August 9, 2006

The Case for Ned Lamont

The Case for Ned Lamont

A Box o' Ned

Many people are clearly ready for a change [kimyo/flickr]

In the wake of Ned Lamont’s defeat of Senator Joe Lieberman in the Connecticut Democratic Primary, we got in touch with listeners in the Nutmeg State. Their responses are far from a statistical sample, but they do offer insight into the large part of the electorate that opted for an anti-war businessman rather than a moderate, 18-year-veteran of the Senate.

Bryan McKay of Branford, who blogs at Les Faits de la Fiction, could have registered to vote in Massachusetts, where he is a student.

I registered as a Democrat with the sole purpose of being able to vote in this primary. My own politics typically fall to the left of the increasingly centrist Democratic party, but after growing up with Lieberman, I knew that he had to go. … Needless to say, I voted for Lamont.

I actually found it very surprising how much national attention this election got. Lieberman’s voice only counts for one percent of the Senate, but it was clearly a bigger issue than that. I think this might signal a real sea change in the Democratic party. I’d like to see it signal a sea change in politics in general. We can’t have incumbents sitting in Congress for eighteen years when they no longer represent their constituents. That was my biggest problem with Lieberman. He talked about how he was doing what he thought was right and he made a big deal about personal integrity, but ultimately the goal of a politician should be to serve his constituency. This primary showed us that he clearly wasn’t doing his job anymore. The six-year term limit seems too long as it is. He’s been Senator for almost as long as I’ve been alive, and he’s only had to campaign three times to get there. A lot can change in six years, and a lot clearly has.

Bryan McKay, Les Faits de la Fiction, in an email to Open Source, 8/9/06

David M. Smith lives in Westport.

I think the reason we have three branches of government is that there should be checks and balances. I think we’re getting far away from that. The Bush administration and its arrogance is getting out of control. I’m dumbfounded that people are taken in by half of the stuff they do.

I was particularly ticked off by that one quote of [Lieberman’s], when he said that there should be no dissenting voice against the president during a time of war…whatever he said. Especially in this current situation, we could be lied into a war…there is no dissention, there is a huge rubber stamp in congress. I would be very happy to see something else there, a little more of a voice of the people. If Lieberman had been paying attention to the voice of the state, he’d still be in office. He has been a good senator, a good statesman in a way, but he’s sort of lost his loyalty to the voters of this state by not being aware of what is going on in people’s minds.

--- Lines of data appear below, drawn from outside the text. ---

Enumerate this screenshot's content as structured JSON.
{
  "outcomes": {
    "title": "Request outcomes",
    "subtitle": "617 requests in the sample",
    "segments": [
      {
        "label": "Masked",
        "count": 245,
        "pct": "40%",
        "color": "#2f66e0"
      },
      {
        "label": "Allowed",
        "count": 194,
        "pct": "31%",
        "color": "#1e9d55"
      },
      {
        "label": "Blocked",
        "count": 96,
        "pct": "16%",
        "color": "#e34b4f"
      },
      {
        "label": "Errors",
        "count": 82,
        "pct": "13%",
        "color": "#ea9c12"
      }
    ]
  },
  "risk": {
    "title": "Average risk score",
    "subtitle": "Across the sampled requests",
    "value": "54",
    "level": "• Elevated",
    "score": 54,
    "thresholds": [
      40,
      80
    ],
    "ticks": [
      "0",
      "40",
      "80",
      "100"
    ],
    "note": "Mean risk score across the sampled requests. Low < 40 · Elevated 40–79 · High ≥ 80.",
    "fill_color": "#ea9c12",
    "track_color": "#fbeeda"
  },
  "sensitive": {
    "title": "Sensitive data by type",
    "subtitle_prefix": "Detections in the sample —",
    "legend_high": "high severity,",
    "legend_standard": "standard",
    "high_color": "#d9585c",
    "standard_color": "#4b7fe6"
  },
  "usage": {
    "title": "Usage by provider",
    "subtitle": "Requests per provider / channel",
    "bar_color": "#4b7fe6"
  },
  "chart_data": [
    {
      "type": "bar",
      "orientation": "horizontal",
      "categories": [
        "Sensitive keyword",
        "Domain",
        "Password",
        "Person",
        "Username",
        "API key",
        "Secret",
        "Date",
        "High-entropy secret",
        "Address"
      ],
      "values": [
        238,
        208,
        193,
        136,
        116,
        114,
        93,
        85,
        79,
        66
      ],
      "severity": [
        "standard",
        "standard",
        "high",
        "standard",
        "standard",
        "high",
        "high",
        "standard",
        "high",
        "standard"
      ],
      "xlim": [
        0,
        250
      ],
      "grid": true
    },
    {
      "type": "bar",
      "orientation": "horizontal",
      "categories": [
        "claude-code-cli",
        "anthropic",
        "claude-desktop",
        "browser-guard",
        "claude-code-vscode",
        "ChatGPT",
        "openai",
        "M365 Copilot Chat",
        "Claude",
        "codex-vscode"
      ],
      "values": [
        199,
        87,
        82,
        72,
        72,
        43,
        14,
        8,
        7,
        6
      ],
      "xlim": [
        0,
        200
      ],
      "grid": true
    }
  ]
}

David M. Smith, in a phone call with Open Source, 8/9/06

David Kluskiewicz lives in West Hartford. He works in marketing and thinks highly of Lamont’s background in business.

It’s good, the way he comes off when he speaks, he doesn’t know all the answers. Those are things that I see in him that may be intangible…that show some promise. It is less talking head, more asking tough questions.

I see it resonating across the country, that this is a shot across the bow that it isn’t ok to be a career politician. You have to bring new ideas to the table. [The potential of fracture] makes me really discouraged with the Democratic party. … What I would hope is that [Lieberman] would say, “What I was doing may not have been right. I need to help my party.” It seems terribly wasteful. I am optimistic, I’ve looked at blogs and stuff, and I see what is happening in other places. it is great to have this community conversation.

David Kluskiewicz, in a phone call with Open Source, 8/9/06

You have to say that it is a big thing to want to take a senior senator out, because the accumulated seniority really matters. Just look at Senator Byrd and what he has done for West Virginia. I heard a comment this morning saying that around here, a big thing is keeping the sub base in New London open, having the wherewithal to demand that the Navy stay in place. That is something an 18-year veteran in the Senate would have more juice to do. You have to make that decision, you don’t make that decision lightly, to get rid of a guy. I have a 19-year-old son. We have no draft, but the idea of putting our children in this civil war [in Iraq] and letting it continue is outragous to me.

David M. Smith, in a phone call with Open Source, 8/9/06

As for the November election, well, it would be a lie to say I’m not worried. The same polls that showed Lamont winning the primary showed Lieberman taking a substantial victory in the event of a three-way race. Hopefully someone talks some sense into him before that happens though. I know the big Democrats who supported Lieberman are going to start backing Lamont. I wouldn’t be surprised if Clinton hasn’t already been on the phone with him, trying to talk some sense. This is just going to splinter the party at a time when we need to be cohesive on these issues. We don’t all need to agree on everything, we don’t all need to toe the party line, but we need to work to win back Congress. In last night’s concession speech, Lieberman said that he’d be running as an “independent Democrat.” But that doesn’t even make sense. The Democrats made it clear last night that they want to field a fresh candidate. The Democrats chose Lieberman, and now Lieberman is choosing to break ties. Trying to hold onto that with a phrase like “independent Democrat” is disingenuous, and it denies the fact that his Democratic constituents have made a different choice.